The Deception scenario (adversarial Mistral vs safety-trained Claude) shows a striking inverse relationship: divergence is highest at T=0.0 (1.05) and T=0.3 (1.17), then drops at T=0.7 (0.85) and T=1.0 (0.78).

The mechanism: at low temperature, the adversarial model executes a consistent deception strategy — it reliably signals restraint while escalating. At high temperature, the added randomness occasionally disrupts this consistency, producing actions that happen to align with signals by chance.

Higher temperature doesn't make the model less deceptive in intent. It makes the model less competent at executing deception because sampling noise disrupts strategic coherence. The safety-trained Claude is similarly more reactive at high temperature, occasionally matching signals by accident rather than through genuine cooperation.

Nuclear rate is 100% across all temperatures — the adversarial-vs-safety dynamic guarantees escalation regardless of how deterministically either model plays.

Finding 3: Fog Stress shows a regime transition at T=0.0

The Fog Stress scenario (two LLM doves under heavy noise) shows the most dramatic temperature effect: divergence of 1.27 and 70% nuclear at T=0.0, dropping to near-zero divergence and 0% nuclear at T=0.3+.

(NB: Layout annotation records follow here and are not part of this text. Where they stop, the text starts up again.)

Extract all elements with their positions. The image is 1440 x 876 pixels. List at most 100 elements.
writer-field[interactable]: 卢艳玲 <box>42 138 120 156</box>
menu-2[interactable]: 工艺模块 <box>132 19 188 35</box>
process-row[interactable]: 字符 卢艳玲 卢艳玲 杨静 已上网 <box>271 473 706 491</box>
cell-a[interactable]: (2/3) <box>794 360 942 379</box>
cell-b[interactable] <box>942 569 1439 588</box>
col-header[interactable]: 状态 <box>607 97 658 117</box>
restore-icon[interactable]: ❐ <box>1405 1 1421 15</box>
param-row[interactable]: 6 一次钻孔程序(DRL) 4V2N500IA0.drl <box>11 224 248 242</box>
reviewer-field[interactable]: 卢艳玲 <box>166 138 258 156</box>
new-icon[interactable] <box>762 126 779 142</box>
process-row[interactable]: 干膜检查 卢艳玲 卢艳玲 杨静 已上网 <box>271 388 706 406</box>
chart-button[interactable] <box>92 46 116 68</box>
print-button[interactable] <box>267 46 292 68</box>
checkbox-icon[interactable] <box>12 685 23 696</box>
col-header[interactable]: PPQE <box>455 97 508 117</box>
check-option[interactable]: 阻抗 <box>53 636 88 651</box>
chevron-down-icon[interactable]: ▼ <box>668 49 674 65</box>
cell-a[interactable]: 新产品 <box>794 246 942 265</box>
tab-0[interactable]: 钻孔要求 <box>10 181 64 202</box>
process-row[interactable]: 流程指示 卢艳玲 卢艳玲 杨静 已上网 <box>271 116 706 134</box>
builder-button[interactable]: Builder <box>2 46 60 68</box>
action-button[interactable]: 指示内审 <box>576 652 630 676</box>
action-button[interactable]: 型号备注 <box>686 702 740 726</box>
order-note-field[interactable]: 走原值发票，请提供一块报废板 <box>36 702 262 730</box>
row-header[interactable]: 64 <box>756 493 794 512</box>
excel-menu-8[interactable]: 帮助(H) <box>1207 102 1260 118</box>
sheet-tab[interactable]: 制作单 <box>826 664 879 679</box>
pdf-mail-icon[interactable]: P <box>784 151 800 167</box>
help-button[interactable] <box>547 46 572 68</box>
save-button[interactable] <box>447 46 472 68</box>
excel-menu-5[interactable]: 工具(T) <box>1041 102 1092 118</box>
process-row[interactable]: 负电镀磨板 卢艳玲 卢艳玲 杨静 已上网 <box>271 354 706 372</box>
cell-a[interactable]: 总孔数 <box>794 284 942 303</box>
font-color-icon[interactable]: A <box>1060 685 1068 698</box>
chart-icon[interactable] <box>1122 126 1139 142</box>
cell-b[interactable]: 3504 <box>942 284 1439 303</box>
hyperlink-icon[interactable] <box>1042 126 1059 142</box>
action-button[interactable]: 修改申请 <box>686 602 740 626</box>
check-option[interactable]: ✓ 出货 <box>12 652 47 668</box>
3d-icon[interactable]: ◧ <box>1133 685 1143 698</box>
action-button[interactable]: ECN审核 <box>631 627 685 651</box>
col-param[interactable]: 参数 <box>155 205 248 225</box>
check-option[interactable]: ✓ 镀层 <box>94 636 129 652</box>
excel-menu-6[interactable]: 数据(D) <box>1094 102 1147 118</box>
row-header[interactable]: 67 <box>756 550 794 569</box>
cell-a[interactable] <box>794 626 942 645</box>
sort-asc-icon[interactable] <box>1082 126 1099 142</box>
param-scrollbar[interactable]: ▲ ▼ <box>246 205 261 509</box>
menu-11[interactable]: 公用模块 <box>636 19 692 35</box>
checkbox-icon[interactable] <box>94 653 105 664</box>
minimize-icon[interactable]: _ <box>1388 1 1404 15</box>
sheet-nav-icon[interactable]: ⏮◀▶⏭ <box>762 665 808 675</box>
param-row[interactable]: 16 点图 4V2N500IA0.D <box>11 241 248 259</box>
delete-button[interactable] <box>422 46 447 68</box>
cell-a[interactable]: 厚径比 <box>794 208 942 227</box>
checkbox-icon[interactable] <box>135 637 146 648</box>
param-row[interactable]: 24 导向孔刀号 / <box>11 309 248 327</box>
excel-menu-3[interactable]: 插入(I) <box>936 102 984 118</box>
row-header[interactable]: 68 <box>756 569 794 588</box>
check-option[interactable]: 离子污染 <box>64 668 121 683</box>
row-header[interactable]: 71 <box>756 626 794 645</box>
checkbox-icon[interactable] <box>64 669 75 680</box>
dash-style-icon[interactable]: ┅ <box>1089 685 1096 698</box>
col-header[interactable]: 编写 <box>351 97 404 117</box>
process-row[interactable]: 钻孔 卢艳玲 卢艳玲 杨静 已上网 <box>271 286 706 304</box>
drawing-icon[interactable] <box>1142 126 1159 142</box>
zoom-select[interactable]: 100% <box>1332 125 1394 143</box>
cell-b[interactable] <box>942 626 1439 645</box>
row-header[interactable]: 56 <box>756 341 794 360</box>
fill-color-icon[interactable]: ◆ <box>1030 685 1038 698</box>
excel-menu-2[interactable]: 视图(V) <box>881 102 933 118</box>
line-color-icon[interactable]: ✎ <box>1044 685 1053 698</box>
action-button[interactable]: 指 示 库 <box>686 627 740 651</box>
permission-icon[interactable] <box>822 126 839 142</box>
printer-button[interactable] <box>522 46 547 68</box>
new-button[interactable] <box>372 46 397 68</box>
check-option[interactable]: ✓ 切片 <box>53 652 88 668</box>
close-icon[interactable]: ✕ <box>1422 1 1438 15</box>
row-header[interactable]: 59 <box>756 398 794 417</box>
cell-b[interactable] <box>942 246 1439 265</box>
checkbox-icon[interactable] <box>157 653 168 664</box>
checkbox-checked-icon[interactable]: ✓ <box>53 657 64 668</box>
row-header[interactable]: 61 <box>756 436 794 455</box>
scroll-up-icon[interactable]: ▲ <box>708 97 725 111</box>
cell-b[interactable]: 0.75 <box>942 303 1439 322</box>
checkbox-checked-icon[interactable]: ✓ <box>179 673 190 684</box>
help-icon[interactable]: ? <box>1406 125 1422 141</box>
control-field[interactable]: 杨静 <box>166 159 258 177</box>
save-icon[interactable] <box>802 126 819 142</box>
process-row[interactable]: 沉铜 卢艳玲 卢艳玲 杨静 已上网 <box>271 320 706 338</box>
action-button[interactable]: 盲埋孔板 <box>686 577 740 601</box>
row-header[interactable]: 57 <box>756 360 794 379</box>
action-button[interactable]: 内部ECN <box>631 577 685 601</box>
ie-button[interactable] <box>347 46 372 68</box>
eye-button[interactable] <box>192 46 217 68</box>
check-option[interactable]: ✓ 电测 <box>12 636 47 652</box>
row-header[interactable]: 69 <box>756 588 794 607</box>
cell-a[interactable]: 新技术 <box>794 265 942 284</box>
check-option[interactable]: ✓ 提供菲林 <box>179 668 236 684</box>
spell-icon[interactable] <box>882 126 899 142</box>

This appears to be a model-specific behavioral regime: at T=0.0, the dove-persona Llama and Mistral models produce deterministic responses that happen to have a large signal-action gap under the fog stress prompt structure. At higher temperatures, these same models sample into a cooperative equilibrium where signal and action converge.

The sub-second run times at T=0.3+ (vs 30-130s at T=0.0) suggest the models are finding an early cooperative exit in most seeds — the stochastic sampling helps them discover de-escalation paths that the deterministic mode misses.

This is the one case where temperature does substantively affect deception. But the mechanism is not that T=0.0 creates deception — rather, higher temperature discovers cooperation that the greedy policy fails to find. The deterministic dove is not dishonest by design; it simply lacks the stochastic exploration needed to navigate heavy fog.

The temperature theorem

Across 120 runs:

  1. Deception is structural, not stochastic. Signal-action divergence at T=0.0 is comparable to or higher than at T=0.7 in 2 of 3 scenarios. The model's greedy policy already encodes the gap between stated and actual behavior.

  2. Temperature affects deception competence, not deception intent. In adversarial scenarios, lower temperature produces more consistent (and thus more effective) deception. Higher temperature introduces noise that occasionally disrupts deceptive strategies.

  3. Temperature can help cooperative agents escape traps. In the Fog Stress scenario, stochastic sampling allows dove models to discover cooperative equilibria that deterministic policies miss. This is a genuine benefit of temperature — but it's about exploration, not honesty.

  4. The implication for safety: monitoring deception by checking temperature is useless. A model running at T=0.0 is as deceptive as one at T=1.0, and in adversarial settings, more so. Signal-action divergence must be measured directly through behavioral observation, not controlled through sampling parameters.

Reproduce it

pip install -e ".[dev,runtime]"
export OPENROUTER_API_KEY="sk-or-v1-..."

# Full sweep (~13 hours with API calls)
python scripts/escalation_temperature_sweep.py

# Checkpoint file at runs/escalation_temperature_sweep/checkpoint.json
# allows resuming interrupted runs

Disclaimer: This post simulates a stylized geopolitical crisis environment for AI safety research. Nothing here constitutes policy advice, military strategy recommendations, or endorsement of any escalation doctrine. The "nations" and "crises" are abstract game-theoretic constructs, not models of real-world geopolitics.